Comecei a pensar sobre, acho que é impossível não pensar. Logo um dia depois do rascunho para os 5 anos sem câncer me vem esse hemograma. Fiquei triste, só que acho que fiquei foi mais é de saco cheio. Em setembro vim para ficar 3 dias em SP, acabei passando quase 4 meses.
Fui visitar a Marina, porque da última vez eram apenas 3 dias… Peguei meu videogame, uma penca de livros e roupa para 1 mês. Afinal, ser paciente eu sei…
Ao chegar em SP fizemos um novo hemograma. Não sou muito de olhar resultados. Desde a 2ª recaída aprendi que noticia ruim chega a cavalo. Demorei quase 4 horas para olhar o resultado, acho que já estava treinando ser paciente. E estava lá, sem blastos. Nem 0% era, pois quando não tem não aparece. Não quis colocar o resultado com os blastos até ter uma certeza.

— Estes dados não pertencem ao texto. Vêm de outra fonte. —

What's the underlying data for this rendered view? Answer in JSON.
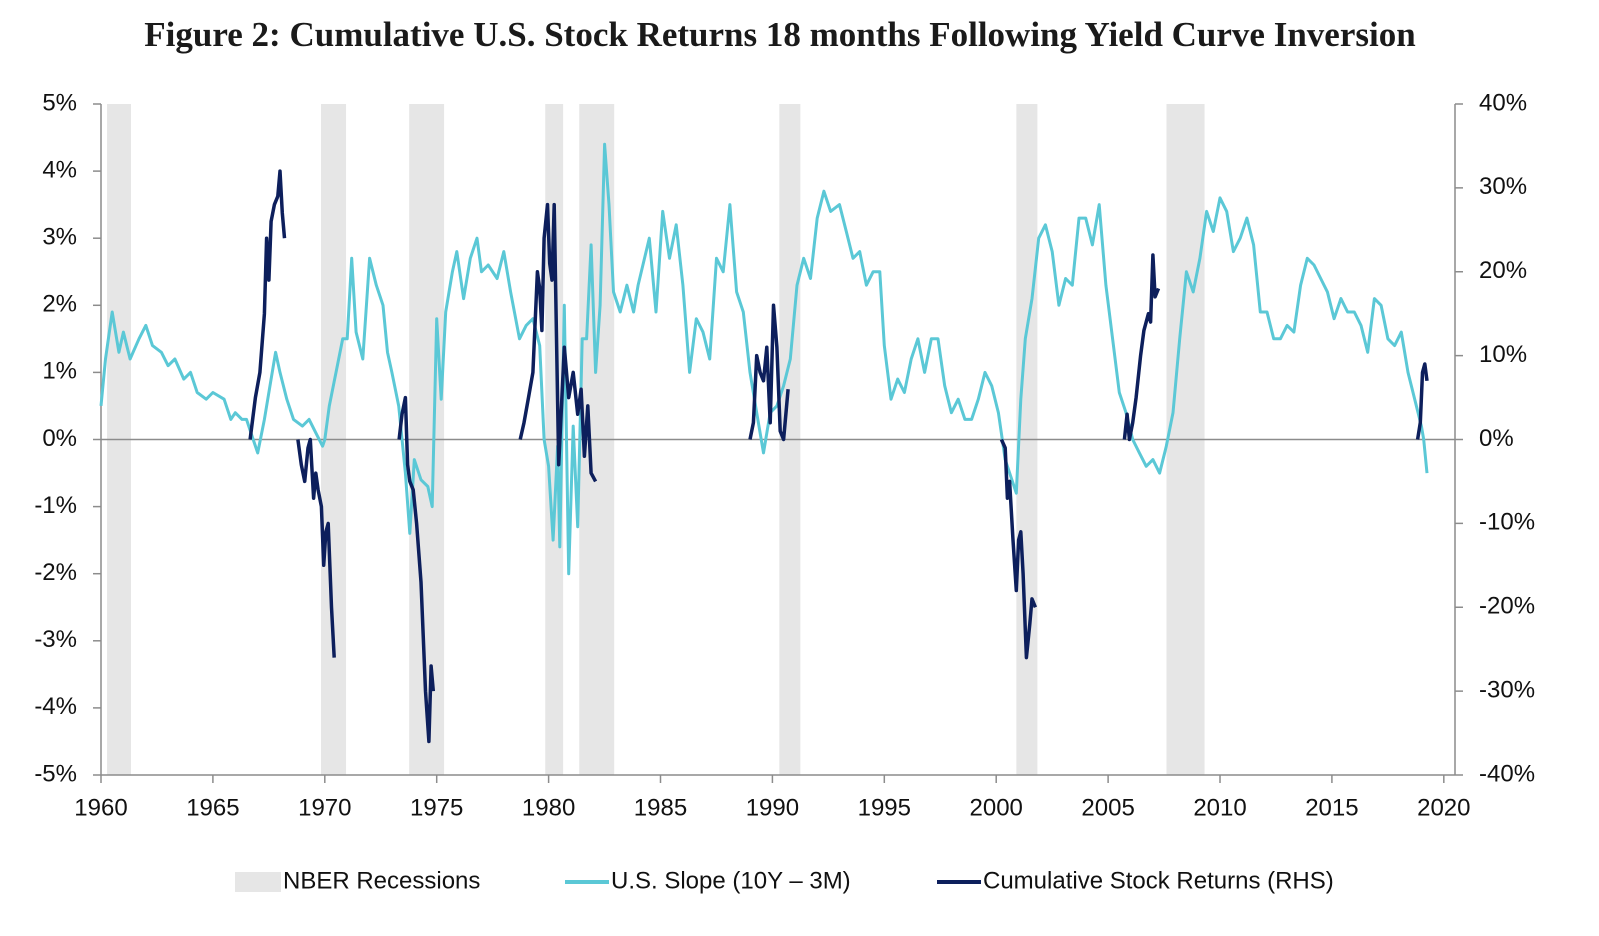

Fiz o mielograma e estava tudo bem também. No fim foi apenas um susto. Acho que depois dessa trajetória toda a gente fica calejado. Não que eu estivesse esperando pelo pior, a esperança é a última que morre. Jamais espero que o câncer volte, mas puxar meu tapete não irá mais. Tem horas que realmente enche o saco ter essa sombra atrás da gente.
Dr Ricardo explicou o que ele pensava em relação ao hemograma e meus exames. Estou respondendo bem ao tratamento. Só que por precaução meu nome retornará ao REDOME. Perguntei a ele se poderia continuar contando os dias sem câncer e ele afirmou que sim. Mielodisplasia não é câncer.
Dizem “que parte da cura é o desejo de ser curado” e podem ter certeza que ninguém quer mais esses 5 anos e “para o infinito e além” do que eu. Só que “um homem prevenido vale por 2”. Eu e Dr Ricardo somos 4.
Estou na bordinha do horizonte e descobrir que o mundo dá voltas é gratificante. Essa semana, durante esse ciclo de vidaza um amigo de tratamento escreveu um pensamento que gostaria de dividir com vocês.
“A única coisa que torna a batalha psicologicamente tolerável é o companheirismo entre os soldados” (Sebastian Junger). Vou queimar a largada e já comemorar… “um bom dia, boa tarde e boa noite!”, obrigado a todos que me acompanharam de alguma forma até aqui!
Sem revisão (não é novidade)… fim do 6º ciclo, em breve casa! E doem medula!!!!